Momen mengharukan terjadi saat Majelis Hakim mengupayakan perdamaian. Korban, dengan air mata berlinang, mengungkapkan keinginannya untuk berdamai.
“Sebenarnya, saya sangat menghormati Terdakwa karena dia adalah saudara kandung. Saya ingin berdamai dengannya,” ucapnya sambil menangis. Terdakwa dan korban pun saling berpelukan, memaafkan satu sama lain, hingga tangis mereka pecah di ruang sidang.
Ketua Majelis Hakim menyatakan, jika terdapat kesepakatan untuk melakukan perdamaian, hal tersebut dapat disampaikan dalam persidangan. Namun, dalam kasus ini, korban memilih untuk berdamai dengan terdakwa secara sukarela tanpa adanya kesepakatan formal.

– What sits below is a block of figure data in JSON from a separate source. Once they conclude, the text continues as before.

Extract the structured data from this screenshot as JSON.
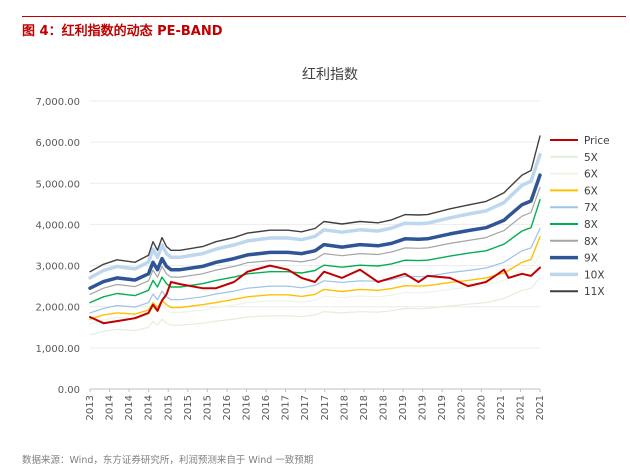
{
  "figure": {
    "heading": "图 4：红利指数的动态 PE-BAND",
    "source": "数据来源：Wind，东方证券研究所，利润预测来自于 Wind 一致预期"
  },
  "chart_data": {
    "type": "line",
    "title": "红利指数",
    "xlabel": "",
    "ylabel": "",
    "ylim": [
      0,
      7000
    ],
    "yticks": [
      "0.00",
      "1,000.00",
      "2,000.00",
      "3,000.00",
      "4,000.00",
      "5,000.00",
      "6,000.00",
      "7,000.00"
    ],
    "xticks": [
      "2013",
      "2014",
      "2014",
      "2014",
      "2015",
      "2015",
      "2015",
      "2016",
      "2016",
      "2016",
      "2017",
      "2017",
      "2017",
      "2018",
      "2018",
      "2018",
      "2019",
      "2019",
      "2019",
      "2020",
      "2020",
      "2021",
      "2021",
      "2021"
    ],
    "x": [
      0,
      3,
      6,
      10,
      13,
      14,
      15,
      16,
      17,
      18,
      20,
      25,
      28,
      32,
      35,
      40,
      44,
      47,
      50,
      52,
      56,
      60,
      64,
      67,
      70,
      73,
      75,
      80,
      84,
      88,
      90,
      92,
      93,
      96,
      98,
      100
    ],
    "series": [
      {
        "name": "Price",
        "color": "#c00000",
        "width": 2,
        "values": [
          1750,
          1600,
          1650,
          1720,
          1850,
          2050,
          1900,
          2150,
          2300,
          2600,
          2550,
          2450,
          2450,
          2600,
          2850,
          3000,
          2900,
          2700,
          2600,
          2850,
          2700,
          2900,
          2600,
          2700,
          2800,
          2600,
          2750,
          2700,
          2500,
          2600,
          2750,
          2900,
          2700,
          2800,
          2750,
          2950
        ]
      },
      {
        "name": "5X",
        "color": "#e2efda",
        "width": 1.2,
        "values": [
          1320,
          1400,
          1450,
          1420,
          1500,
          1650,
          1550,
          1700,
          1600,
          1550,
          1550,
          1600,
          1650,
          1700,
          1750,
          1780,
          1780,
          1760,
          1800,
          1880,
          1850,
          1880,
          1870,
          1900,
          1960,
          1950,
          1960,
          2020,
          2060,
          2100,
          2150,
          2200,
          2250,
          2400,
          2450,
          2700
        ]
      },
      {
        "name": "6X",
        "color": "#eef4e8",
        "width": 1.2,
        "values": [
          1580,
          1680,
          1740,
          1700,
          1800,
          1980,
          1860,
          2040,
          1920,
          1860,
          1860,
          1920,
          1980,
          2040,
          2100,
          2140,
          2140,
          2110,
          2160,
          2260,
          2220,
          2260,
          2240,
          2280,
          2350,
          2340,
          2350,
          2420,
          2470,
          2520,
          2580,
          2640,
          2700,
          2880,
          2940,
          3240
        ]
      },
      {
        "name": "6X",
        "color": "#ffc000",
        "width": 1.4,
        "values": [
          1700,
          1800,
          1850,
          1820,
          1920,
          2100,
          1980,
          2150,
          2050,
          1980,
          1980,
          2050,
          2100,
          2180,
          2240,
          2290,
          2290,
          2250,
          2300,
          2420,
          2370,
          2420,
          2400,
          2440,
          2510,
          2500,
          2510,
          2590,
          2640,
          2700,
          2760,
          2820,
          2880,
          3080,
          3150,
          3700
        ]
      },
      {
        "name": "7X",
        "color": "#9dc3e6",
        "width": 1.2,
        "values": [
          1850,
          1960,
          2030,
          1990,
          2100,
          2310,
          2170,
          2380,
          2240,
          2170,
          2170,
          2240,
          2310,
          2380,
          2450,
          2500,
          2500,
          2460,
          2520,
          2630,
          2590,
          2630,
          2620,
          2660,
          2740,
          2730,
          2740,
          2830,
          2880,
          2940,
          3010,
          3080,
          3150,
          3360,
          3430,
          3900
        ]
      },
      {
        "name": "8X",
        "color": "#00b050",
        "width": 1.4,
        "values": [
          2100,
          2240,
          2320,
          2270,
          2400,
          2640,
          2480,
          2720,
          2560,
          2480,
          2480,
          2560,
          2640,
          2720,
          2800,
          2850,
          2850,
          2820,
          2880,
          3010,
          2960,
          3010,
          2990,
          3040,
          3130,
          3120,
          3130,
          3230,
          3300,
          3360,
          3440,
          3520,
          3600,
          3840,
          3920,
          4600
        ]
      },
      {
        "name": "8X",
        "color": "#a5a5a5",
        "width": 1.2,
        "values": [
          2300,
          2450,
          2540,
          2490,
          2630,
          2890,
          2720,
          2980,
          2800,
          2720,
          2720,
          2800,
          2890,
          2980,
          3070,
          3120,
          3120,
          3090,
          3150,
          3290,
          3240,
          3290,
          3270,
          3330,
          3430,
          3420,
          3430,
          3540,
          3610,
          3680,
          3770,
          3850,
          3940,
          4200,
          4290,
          4900
        ]
      },
      {
        "name": "9X",
        "color": "#2f5597",
        "width": 3.5,
        "values": [
          2450,
          2610,
          2700,
          2650,
          2800,
          3080,
          2900,
          3170,
          2980,
          2900,
          2900,
          2980,
          3080,
          3170,
          3260,
          3320,
          3320,
          3290,
          3360,
          3510,
          3450,
          3510,
          3480,
          3540,
          3650,
          3640,
          3650,
          3770,
          3850,
          3920,
          4010,
          4100,
          4200,
          4480,
          4570,
          5200
        ]
      },
      {
        "name": "10X",
        "color": "#bdd7ee",
        "width": 3.5,
        "values": [
          2700,
          2880,
          2980,
          2920,
          3090,
          3400,
          3200,
          3500,
          3290,
          3200,
          3200,
          3290,
          3400,
          3500,
          3600,
          3670,
          3670,
          3630,
          3710,
          3870,
          3810,
          3870,
          3840,
          3910,
          4030,
          4020,
          4030,
          4160,
          4250,
          4330,
          4430,
          4530,
          4640,
          4950,
          5050,
          5700
        ]
      },
      {
        "name": "11X",
        "color": "#404040",
        "width": 1.4,
        "values": [
          2850,
          3030,
          3140,
          3080,
          3250,
          3580,
          3370,
          3680,
          3460,
          3370,
          3370,
          3460,
          3580,
          3680,
          3790,
          3860,
          3860,
          3820,
          3900,
          4070,
          4010,
          4070,
          4040,
          4110,
          4240,
          4230,
          4240,
          4380,
          4470,
          4560,
          4660,
          4770,
          4880,
          5200,
          5310,
          6150
        ]
      }
    ],
    "legend_position": "right"
  }
}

Terdakwa didakwa dengan Pasal 351 ayat (1) KUHP, Majelis Hakim menerapkan Peraturan Mahkamah Agung (PERMA) Nomor 1 Tahun 2024 tentang Pedoman Mengadili Perkara Pidana Berdasarkan Keadilan Restoratif. Aturan ini memberikan pedoman bagi hakim dalam menangani perkara pidana tertentu dengan pendekatan keadilan restoratif.
Mahkamah Agung, melalui Perma ini, mengakomodasi pendekatan keadilan restoratif dengan prinsip pemulihan keadaan, penguatan hak korban kebutuhan dan kepentingan Korban, tanggung jawab terdakwa, konsensualitas, transparansi dan akuntabilitas serta pidana sebagai upaya terakhir. Dengan demikian, sistem pemidanaan tidak hanya berfokus pada hukuman bagi terdakwa, tetapi juga pada pemulihan hubungan sosial yang lebih luas.
Sidang berakhir dengan suasana penuh keharuan, memberikan harapan baru bagi kedua belah pihak maupun keluarga untuk melanjutkan kehidupan tanpa dendam dan permusuhan.